In economic modeling DM until very recently was considered almost a taboo, a hack to fish for correlations instead of learning about causation and relationships, see this post in SAS blog. The attitude is changing, but there are many pitfalls related to spurious relationships, data dredging, p-hacking etc.

In some cases, DM appears to be a legitimate approach even in fields with established MM practices. For instance, DM can be used to search for particle interactions in physical experiments that generate a lot of data, think of particle smashers. In this case physicists may have an idea how the particles look like, and search for the patterns in the datasets.

Chaos Theory

Chaotic system are probably particularly resistant to analysis with DM techniques. Consider a familiar linear congruental method (LCG) used in common psudo-random number generators. It is essentially a chaotic system. That is why it's used to "fake" random numbers. A good generator will be indistinguishable from a random number sequence. This means that you will not be able to determine whether it's random or not by using statistical methods. I'll include data mining here too. Try to find a pattern in the RAND() generated sequence with data mining! Yet, again it's a completely deterministic sequence as you know, and its equations are also extremely simple.

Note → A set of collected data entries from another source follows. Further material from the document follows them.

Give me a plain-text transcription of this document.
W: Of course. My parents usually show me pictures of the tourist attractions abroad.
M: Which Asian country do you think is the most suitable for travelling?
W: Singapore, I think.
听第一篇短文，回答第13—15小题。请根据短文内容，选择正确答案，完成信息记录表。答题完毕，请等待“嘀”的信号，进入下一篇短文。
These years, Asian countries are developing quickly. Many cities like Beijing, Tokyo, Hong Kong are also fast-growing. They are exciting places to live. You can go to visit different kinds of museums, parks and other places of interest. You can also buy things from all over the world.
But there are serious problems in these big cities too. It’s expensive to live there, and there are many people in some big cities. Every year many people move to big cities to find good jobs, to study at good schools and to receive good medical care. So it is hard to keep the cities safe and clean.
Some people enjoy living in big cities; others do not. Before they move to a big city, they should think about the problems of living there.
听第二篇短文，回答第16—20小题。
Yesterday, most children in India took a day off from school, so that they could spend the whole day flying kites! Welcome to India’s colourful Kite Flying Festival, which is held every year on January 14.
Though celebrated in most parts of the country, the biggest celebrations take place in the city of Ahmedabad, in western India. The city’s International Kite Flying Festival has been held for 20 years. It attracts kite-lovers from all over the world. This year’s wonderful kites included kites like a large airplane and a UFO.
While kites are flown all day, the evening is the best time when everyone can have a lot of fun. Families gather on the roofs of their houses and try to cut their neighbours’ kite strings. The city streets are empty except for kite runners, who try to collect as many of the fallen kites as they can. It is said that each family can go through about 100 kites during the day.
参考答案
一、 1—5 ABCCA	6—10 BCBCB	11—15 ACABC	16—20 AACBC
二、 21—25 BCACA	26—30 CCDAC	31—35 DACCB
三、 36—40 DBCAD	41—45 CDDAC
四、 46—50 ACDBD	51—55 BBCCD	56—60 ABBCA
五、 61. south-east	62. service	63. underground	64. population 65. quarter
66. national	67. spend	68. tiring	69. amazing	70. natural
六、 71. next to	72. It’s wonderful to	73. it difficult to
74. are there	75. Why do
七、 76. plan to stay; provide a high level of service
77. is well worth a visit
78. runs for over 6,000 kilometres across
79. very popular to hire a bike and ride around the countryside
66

Chaos theory is not about randomly looking for similarity patterns. Chaos theory involves learning about processes and dynamic relationships such that small disturbances amplify in the system creating unstable behaviors, while somehow in this chaos the stable patterns emerge. All this cool stuff happens due to properties of equations themselves. The researchers then study these equations and their systems. This is very different from the mind set of applied data mining.

For instance, you can talk about self-similarity patterns while studying chaotic systems, and notice that data miners talk about search for patterns too. However, these handles "pattern" concept very differently. Chaotic system would be generating these patterns from the equations. They may try to come up with their set of equations by observing actual systems etc., but they always deal with equations at some point. Data miners would come from the other side, and not knowing or guessing much about the internal structure of the system, would try to look for patterns. I don't think that these two groups ever look at the same actual systems or data sets.

Another example is the simplest logistic map that Feigenbaum worked with to create his famous period doubling bifurcation.

The equation is ridiculously simple: $$x_{n+1} = r x_n (1 - x_n)$$ Yet, I don't see how would one discover it with data mining techniques.